Uitvindingen 16 maart 1999

Dankzij drukpers met
een boekje in het hoekje

Door Helma Rebel-Struijk
De uitvinding wordt wel de grootste van het afgelopen millennium genoemd. Met de boekdrukkunst kreeg het gewone volk de beschikking over boeken. Daarmee werd het gedrukte woord een geschikt middel voor de verspreiding van het gedachtegoed van de reformatoren.

Net als van veel andere ontdekkingen ligt de oorsprong van de boekdrukkunst in het Verre Oosten. Al in de 8e eeuw zijn de Chinezen bekend met blokdruk, waarbij ze gebruikmaken van gegraveerde houtblokken. Halverwege de 11e eeuw ontwikkelt Pi Shêng een systeem met losse letters.
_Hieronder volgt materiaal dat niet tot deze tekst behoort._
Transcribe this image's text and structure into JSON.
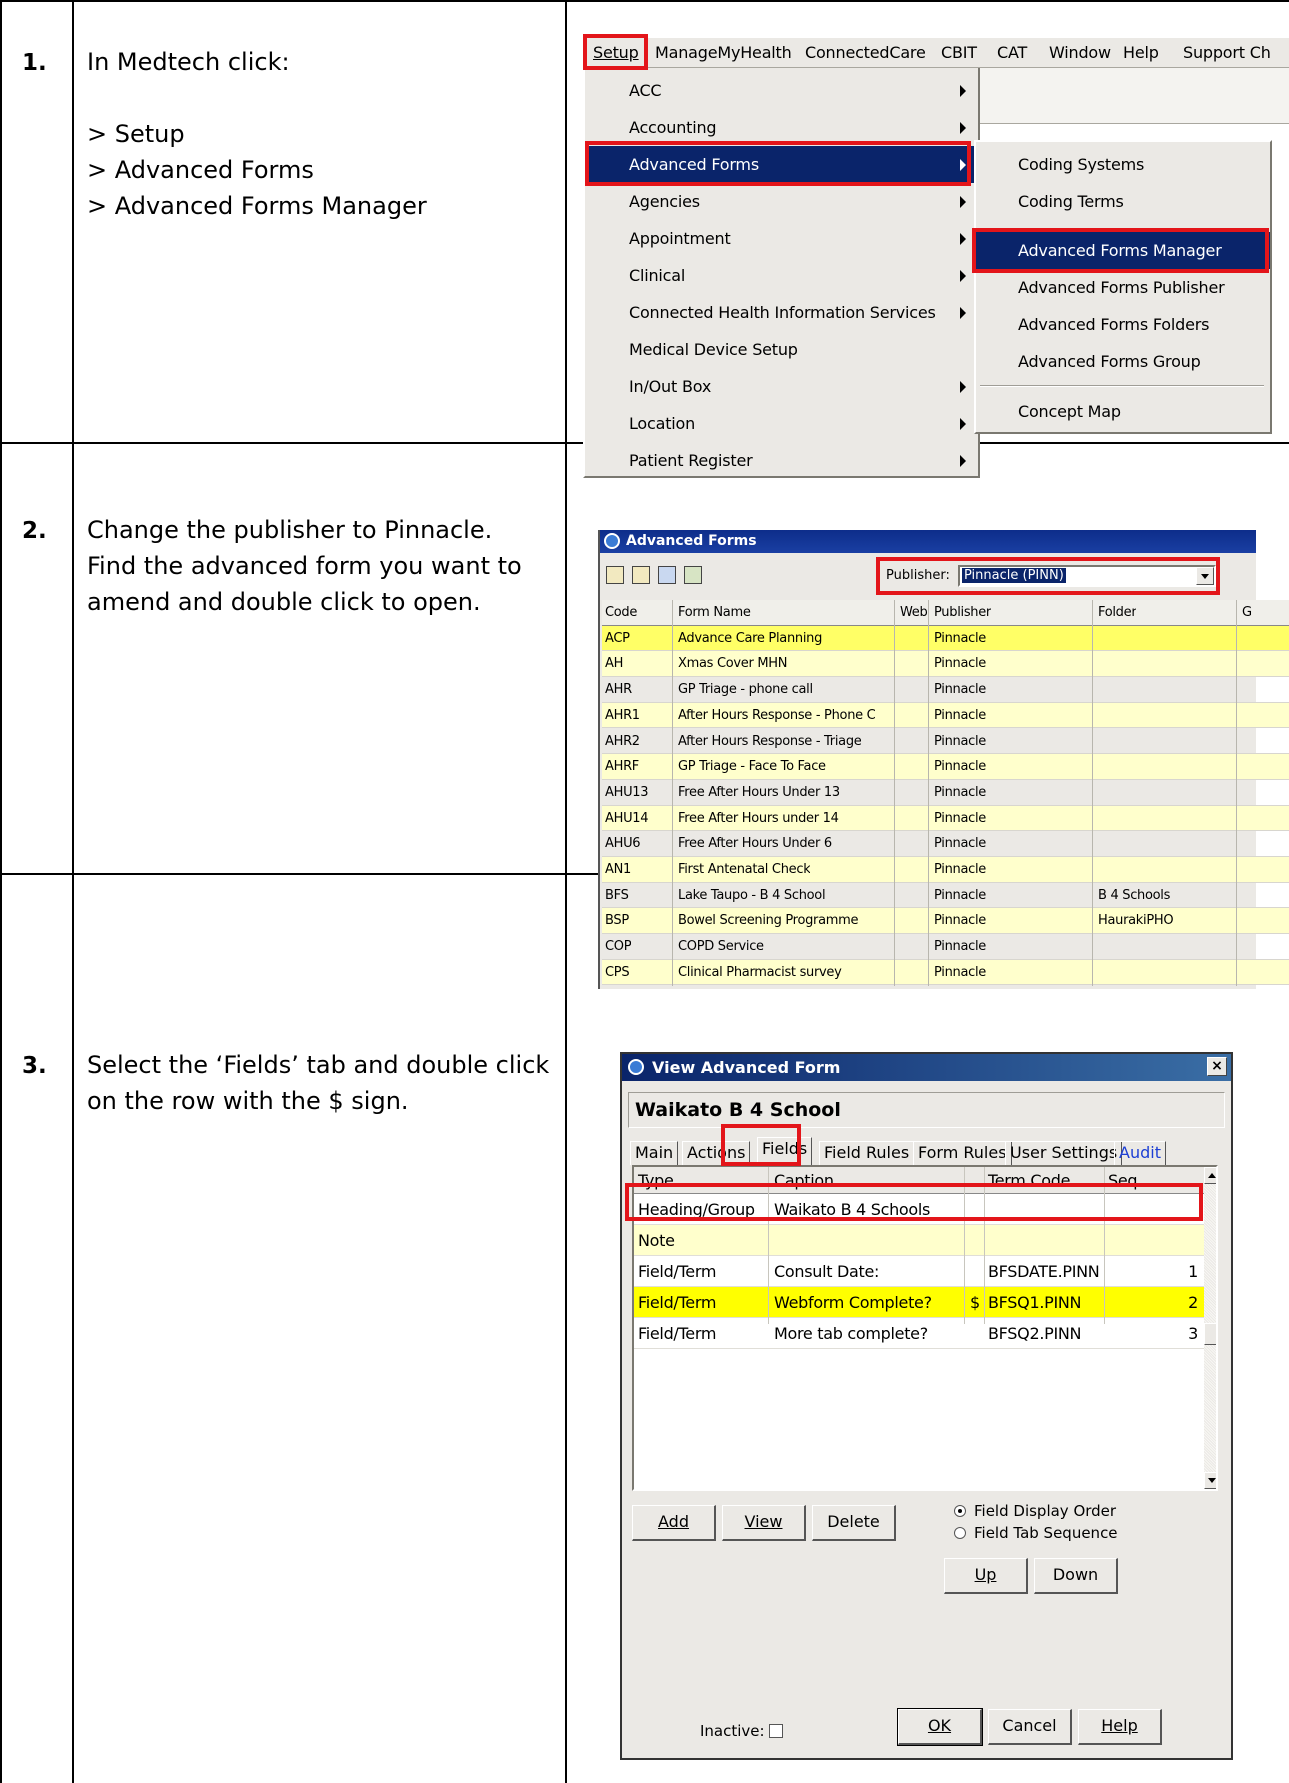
{
  "steps": [
    {
      "number": "1.",
      "lines": [
        "In Medtech click:",
        "",
        "> Setup",
        "> Advanced Forms",
        "> Advanced Forms Manager"
      ]
    },
    {
      "number": "2.",
      "lines": [
        "Change the publisher to Pinnacle.",
        "Find the advanced form you want to",
        "amend and double click to open."
      ]
    },
    {
      "number": "3.",
      "lines": [
        "Select the ‘Fields’ tab and double click",
        "on the row with the $ sign."
      ]
    }
  ],
  "menubar": [
    "Setup",
    "ManageMyHealth",
    "ConnectedCare",
    "CBIT",
    "CAT",
    "Window",
    "Help",
    "Support Ch"
  ],
  "setup_menu": [
    "ACC",
    "Accounting",
    "Advanced Forms",
    "Agencies",
    "Appointment",
    "Clinical",
    "Connected Health Information Services",
    "Medical Device Setup",
    "In/Out Box",
    "Location",
    "Patient Register"
  ],
  "advanced_forms_submenu": [
    "Coding Systems",
    "Coding Terms",
    "Advanced Forms Manager",
    "Advanced Forms Publisher",
    "Advanced Forms Folders",
    "Advanced Forms Group",
    "Concept Map"
  ],
  "advanced_forms_window": {
    "title": "Advanced Forms",
    "publisher_label": "Publisher:",
    "publisher_value": "Pinnacle (PINN)",
    "columns": [
      "Code",
      "Form Name",
      "Web",
      "Publisher",
      "Folder",
      "G"
    ],
    "rows": [
      [
        "ACP",
        "Advance Care Planning",
        "",
        "Pinnacle",
        ""
      ],
      [
        "AH",
        "Xmas Cover MHN",
        "",
        "Pinnacle",
        ""
      ],
      [
        "AHR",
        "GP Triage - phone call",
        "",
        "Pinnacle",
        ""
      ],
      [
        "AHR1",
        "After Hours Response - Phone C",
        "",
        "Pinnacle",
        ""
      ],
      [
        "AHR2",
        "After Hours Response - Triage",
        "",
        "Pinnacle",
        ""
      ],
      [
        "AHRF",
        "GP Triage - Face To Face",
        "",
        "Pinnacle",
        ""
      ],
      [
        "AHU13",
        "Free After Hours Under 13",
        "",
        "Pinnacle",
        ""
      ],
      [
        "AHU14",
        "Free After Hours under 14",
        "",
        "Pinnacle",
        ""
      ],
      [
        "AHU6",
        "Free After Hours Under 6",
        "",
        "Pinnacle",
        ""
      ],
      [
        "AN1",
        "First Antenatal Check",
        "",
        "Pinnacle",
        ""
      ],
      [
        "BFS",
        "Lake Taupo - B 4 School",
        "",
        "Pinnacle",
        "B 4 Schools"
      ],
      [
        "BSP",
        "Bowel Screening Programme",
        "",
        "Pinnacle",
        "HaurakiPHO"
      ],
      [
        "COP",
        "COPD Service",
        "",
        "Pinnacle",
        ""
      ],
      [
        "CPS",
        "Clinical Pharmacist survey",
        "",
        "Pinnacle",
        ""
      ]
    ]
  },
  "view_form_dialog": {
    "title": "View Advanced Form",
    "form_name": "Waikato B 4 School",
    "tabs": [
      "Main",
      "Actions",
      "Fields",
      "Field Rules",
      "Form Rules",
      "User Settings",
      "Audit"
    ],
    "columns": [
      "Type",
      "Caption",
      "",
      "Term Code",
      "Seq"
    ],
    "rows": [
      [
        "Heading/Group",
        "Waikato B 4 Schools",
        "",
        "",
        ""
      ],
      [
        "Note",
        "",
        "",
        "",
        ""
      ],
      [
        "Field/Term",
        "Consult Date:",
        "",
        "BFSDATE.PINN",
        "1"
      ],
      [
        "Field/Term",
        "Webform Complete?",
        "$",
        "BFSQ1.PINN",
        "2"
      ],
      [
        "Field/Term",
        "More tab complete?",
        "",
        "BFSQ2.PINN",
        "3"
      ]
    ],
    "buttons": {
      "add": "Add",
      "view": "View",
      "delete": "Delete",
      "up": "Up",
      "down": "Down",
      "ok": "OK",
      "cancel": "Cancel",
      "help": "Help"
    },
    "radio_display_order": "Field Display Order",
    "radio_tab_sequence": "Field Tab Sequence",
    "inactive_label": "Inactive:"
  }
}
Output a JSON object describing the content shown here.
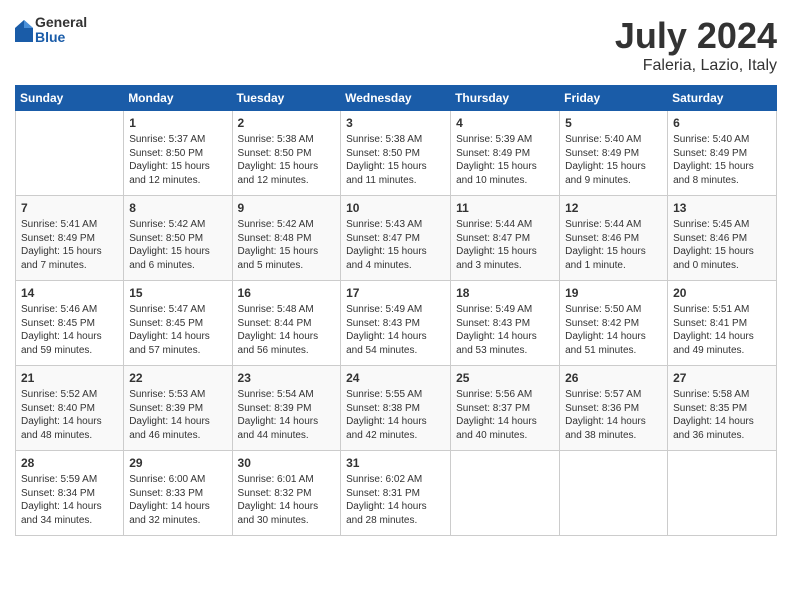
{
  "header": {
    "logo": {
      "general": "General",
      "blue": "Blue"
    },
    "title": "July 2024",
    "subtitle": "Faleria, Lazio, Italy"
  },
  "weekdays": [
    "Sunday",
    "Monday",
    "Tuesday",
    "Wednesday",
    "Thursday",
    "Friday",
    "Saturday"
  ],
  "weeks": [
    [
      {
        "day": "",
        "sunrise": "",
        "sunset": "",
        "daylight": ""
      },
      {
        "day": "1",
        "sunrise": "Sunrise: 5:37 AM",
        "sunset": "Sunset: 8:50 PM",
        "daylight": "Daylight: 15 hours and 12 minutes."
      },
      {
        "day": "2",
        "sunrise": "Sunrise: 5:38 AM",
        "sunset": "Sunset: 8:50 PM",
        "daylight": "Daylight: 15 hours and 12 minutes."
      },
      {
        "day": "3",
        "sunrise": "Sunrise: 5:38 AM",
        "sunset": "Sunset: 8:50 PM",
        "daylight": "Daylight: 15 hours and 11 minutes."
      },
      {
        "day": "4",
        "sunrise": "Sunrise: 5:39 AM",
        "sunset": "Sunset: 8:49 PM",
        "daylight": "Daylight: 15 hours and 10 minutes."
      },
      {
        "day": "5",
        "sunrise": "Sunrise: 5:40 AM",
        "sunset": "Sunset: 8:49 PM",
        "daylight": "Daylight: 15 hours and 9 minutes."
      },
      {
        "day": "6",
        "sunrise": "Sunrise: 5:40 AM",
        "sunset": "Sunset: 8:49 PM",
        "daylight": "Daylight: 15 hours and 8 minutes."
      }
    ],
    [
      {
        "day": "7",
        "sunrise": "Sunrise: 5:41 AM",
        "sunset": "Sunset: 8:49 PM",
        "daylight": "Daylight: 15 hours and 7 minutes."
      },
      {
        "day": "8",
        "sunrise": "Sunrise: 5:42 AM",
        "sunset": "Sunset: 8:50 PM",
        "daylight": "Daylight: 15 hours and 6 minutes."
      },
      {
        "day": "9",
        "sunrise": "Sunrise: 5:42 AM",
        "sunset": "Sunset: 8:48 PM",
        "daylight": "Daylight: 15 hours and 5 minutes."
      },
      {
        "day": "10",
        "sunrise": "Sunrise: 5:43 AM",
        "sunset": "Sunset: 8:47 PM",
        "daylight": "Daylight: 15 hours and 4 minutes."
      },
      {
        "day": "11",
        "sunrise": "Sunrise: 5:44 AM",
        "sunset": "Sunset: 8:47 PM",
        "daylight": "Daylight: 15 hours and 3 minutes."
      },
      {
        "day": "12",
        "sunrise": "Sunrise: 5:44 AM",
        "sunset": "Sunset: 8:46 PM",
        "daylight": "Daylight: 15 hours and 1 minute."
      },
      {
        "day": "13",
        "sunrise": "Sunrise: 5:45 AM",
        "sunset": "Sunset: 8:46 PM",
        "daylight": "Daylight: 15 hours and 0 minutes."
      }
    ],
    [
      {
        "day": "14",
        "sunrise": "Sunrise: 5:46 AM",
        "sunset": "Sunset: 8:45 PM",
        "daylight": "Daylight: 14 hours and 59 minutes."
      },
      {
        "day": "15",
        "sunrise": "Sunrise: 5:47 AM",
        "sunset": "Sunset: 8:45 PM",
        "daylight": "Daylight: 14 hours and 57 minutes."
      },
      {
        "day": "16",
        "sunrise": "Sunrise: 5:48 AM",
        "sunset": "Sunset: 8:44 PM",
        "daylight": "Daylight: 14 hours and 56 minutes."
      },
      {
        "day": "17",
        "sunrise": "Sunrise: 5:49 AM",
        "sunset": "Sunset: 8:43 PM",
        "daylight": "Daylight: 14 hours and 54 minutes."
      },
      {
        "day": "18",
        "sunrise": "Sunrise: 5:49 AM",
        "sunset": "Sunset: 8:43 PM",
        "daylight": "Daylight: 14 hours and 53 minutes."
      },
      {
        "day": "19",
        "sunrise": "Sunrise: 5:50 AM",
        "sunset": "Sunset: 8:42 PM",
        "daylight": "Daylight: 14 hours and 51 minutes."
      },
      {
        "day": "20",
        "sunrise": "Sunrise: 5:51 AM",
        "sunset": "Sunset: 8:41 PM",
        "daylight": "Daylight: 14 hours and 49 minutes."
      }
    ],
    [
      {
        "day": "21",
        "sunrise": "Sunrise: 5:52 AM",
        "sunset": "Sunset: 8:40 PM",
        "daylight": "Daylight: 14 hours and 48 minutes."
      },
      {
        "day": "22",
        "sunrise": "Sunrise: 5:53 AM",
        "sunset": "Sunset: 8:39 PM",
        "daylight": "Daylight: 14 hours and 46 minutes."
      },
      {
        "day": "23",
        "sunrise": "Sunrise: 5:54 AM",
        "sunset": "Sunset: 8:39 PM",
        "daylight": "Daylight: 14 hours and 44 minutes."
      },
      {
        "day": "24",
        "sunrise": "Sunrise: 5:55 AM",
        "sunset": "Sunset: 8:38 PM",
        "daylight": "Daylight: 14 hours and 42 minutes."
      },
      {
        "day": "25",
        "sunrise": "Sunrise: 5:56 AM",
        "sunset": "Sunset: 8:37 PM",
        "daylight": "Daylight: 14 hours and 40 minutes."
      },
      {
        "day": "26",
        "sunrise": "Sunrise: 5:57 AM",
        "sunset": "Sunset: 8:36 PM",
        "daylight": "Daylight: 14 hours and 38 minutes."
      },
      {
        "day": "27",
        "sunrise": "Sunrise: 5:58 AM",
        "sunset": "Sunset: 8:35 PM",
        "daylight": "Daylight: 14 hours and 36 minutes."
      }
    ],
    [
      {
        "day": "28",
        "sunrise": "Sunrise: 5:59 AM",
        "sunset": "Sunset: 8:34 PM",
        "daylight": "Daylight: 14 hours and 34 minutes."
      },
      {
        "day": "29",
        "sunrise": "Sunrise: 6:00 AM",
        "sunset": "Sunset: 8:33 PM",
        "daylight": "Daylight: 14 hours and 32 minutes."
      },
      {
        "day": "30",
        "sunrise": "Sunrise: 6:01 AM",
        "sunset": "Sunset: 8:32 PM",
        "daylight": "Daylight: 14 hours and 30 minutes."
      },
      {
        "day": "31",
        "sunrise": "Sunrise: 6:02 AM",
        "sunset": "Sunset: 8:31 PM",
        "daylight": "Daylight: 14 hours and 28 minutes."
      },
      {
        "day": "",
        "sunrise": "",
        "sunset": "",
        "daylight": ""
      },
      {
        "day": "",
        "sunrise": "",
        "sunset": "",
        "daylight": ""
      },
      {
        "day": "",
        "sunrise": "",
        "sunset": "",
        "daylight": ""
      }
    ]
  ]
}
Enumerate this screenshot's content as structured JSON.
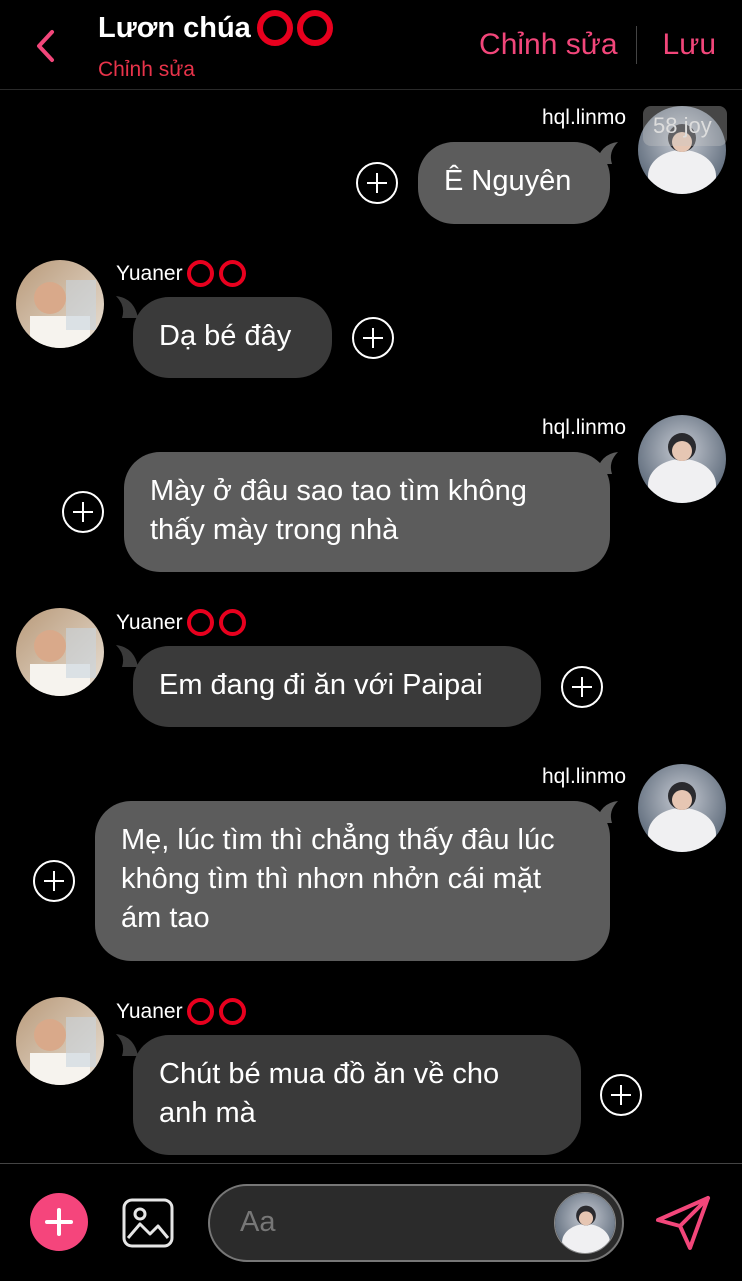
{
  "header": {
    "title": "Lươn chúa",
    "subtitle": "Chỉnh sửa",
    "edit_label": "Chỉnh sửa",
    "save_label": "Lưu",
    "accent_color": "#f2467a",
    "ring_color": "#e8001e"
  },
  "messages": [
    {
      "sender": "hql.linmo",
      "side": "right",
      "text": "Ê Nguyên",
      "badge": "58 joy"
    },
    {
      "sender": "Yuaner",
      "side": "left",
      "text": "Dạ bé đây"
    },
    {
      "sender": "hql.linmo",
      "side": "right",
      "text": "Mày ở đâu sao tao tìm không thấy mày trong nhà"
    },
    {
      "sender": "Yuaner",
      "side": "left",
      "text": "Em đang đi ăn với Paipai"
    },
    {
      "sender": "hql.linmo",
      "side": "right",
      "text": "Mẹ, lúc tìm thì chẳng thấy đâu lúc không tìm thì nhơn nhởn cái mặt ám tao"
    },
    {
      "sender": "Yuaner",
      "side": "left",
      "text": "Chút bé mua đồ ăn về cho anh mà"
    }
  ],
  "composer": {
    "placeholder": "Aa",
    "icons": [
      "add-icon",
      "gallery-icon",
      "send-icon"
    ]
  }
}
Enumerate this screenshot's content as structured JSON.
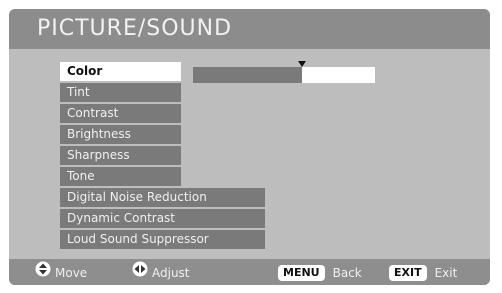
{
  "menu": {
    "title": "PICTURE/SOUND",
    "items": [
      {
        "label": "Color",
        "selected": true
      },
      {
        "label": "Tint",
        "selected": false
      },
      {
        "label": "Contrast",
        "selected": false
      },
      {
        "label": "Brightness",
        "selected": false
      },
      {
        "label": "Sharpness",
        "selected": false
      },
      {
        "label": "Tone",
        "selected": false
      },
      {
        "label": "Digital Noise Reduction",
        "selected": false
      },
      {
        "label": "Dynamic Contrast",
        "selected": false
      },
      {
        "label": "Loud Sound Suppressor",
        "selected": false
      }
    ]
  },
  "color_slider": {
    "level_fraction": 0.6
  },
  "footer": {
    "move_icon": "up-down-arrows-icon",
    "move_label": "Move",
    "adjust_icon": "left-right-arrows-icon",
    "adjust_label": "Adjust",
    "menu_key": "MENU",
    "menu_label": "Back",
    "exit_key": "EXIT",
    "exit_label": "Exit"
  },
  "colors": {
    "frame": "#aeaeae",
    "title_bar": "#8c8c8c",
    "panel": "#bdbdbd",
    "item": "#7a7a7a",
    "selected_item": "#ffffff"
  }
}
Eerst zijn die van aardewerk, 3 eeuwen later ook van hout of gegoten tin.

Pas eind 14e eeuw worden ook in Europa afdrukken gemaakt met behulp van houten originelen. De opkomst van papier kan de reden zijn, want perkament leent zich met zijn ruwe oppervlak minder voor het maken van afdrukken van hout. Laurens Janszoon Coster, aan wie sommigen de uitvinding van de boekdrukkunst toeschrijven, drukt rond 1430 de eerste blokboeken.

Ook hebben in die periode experimenten plaats met metallografische technieken. Metalen moederletters worden in klei of zacht metaal gedrukt. Door de uithollingen vol te gieten met een hard metaal, ontstaat een drukplaat. Deze proeven leiden echter niet tot een doorbraak. Het blijkt moeilijk de moederletters allemaal met dezelfde kracht in het zachte materiaal te drukken. Bovendien vervormt de indruk van elke nieuwe letter de vorige, terwijl ook de regelafstand nogal varieert.

China
Wel draagt de metallografie bij tot de ontwikkeling van de typografie, het drukken met losse letters. Met behulp van matrijzen en een speciale legering is het mogelijk grote aantallen identieke losse drukletters te gieten. Voor het westerse alfabet met zijn 26 letters is deze methode zeer geschikt. In China wordt echter weinig gebruikgemaakt van losse 'letters' vanwege het groot aantal tekens. Een drukpers ontbreekt nog, net als een geschikte inktsoort. Het is de Duitse Johannes Gutenberg die al deze ideeën bij elkaar brengt en verder ontwikkelt. De uitvinding van de boekdrukkunst wordt dan ook meestal aan hem toegeschreven.

Een precieze datering van Gutenbergs doorbraak is moeilijk te geven. Hij werkt in het geheim aan zijn uitvinding. Dat blijft niet lang zo; zijn zoektocht komt aan het licht tijdens een rechtszaak in 1439. Elf jaar later bereiken zijn drukpogingen een behoorlijk niveau, zodat zijn apparatuur als onderpand kan dienen voor een lening. Vermoedelijk heeft Gutenberg rond 1450 zelfs een drukkerij. Zijn meesterwerk is de ”42-regelige Bijbel”, die in 1455 verschijnt.

Reformatie
De drukpers verandert gedurende lange tijd nauwelijks, maar de boekdrukkunst brengt in de maatschappij wel een verandering teweeg. Boeken kunnen in grotere aantallen tegen lagere kosten worden geproduceerd, zodat niet langer alleen geleerden en geestelijken er beschikking over hebben.

In het begin verschijnen vooral gedrukte Bijbels en religieuze traktaten. Nieuwe denkbeelden worden nog niet op die manier verspreid. Dat verandert begin 16e eeuw met de Reformatie. Het werk van Luther en Calvijn zou zonder de boekdrukkunst niet zo'n brede bekendheid hebben gekregen. Van de 418 boeken die in het jaar 1525 in Duitsland verschijnen, zijn er 183 door Luther geschreven en 215 door andere protestanten. Tegenstanders van het protestantisme hebben er twintig op hun naam staan.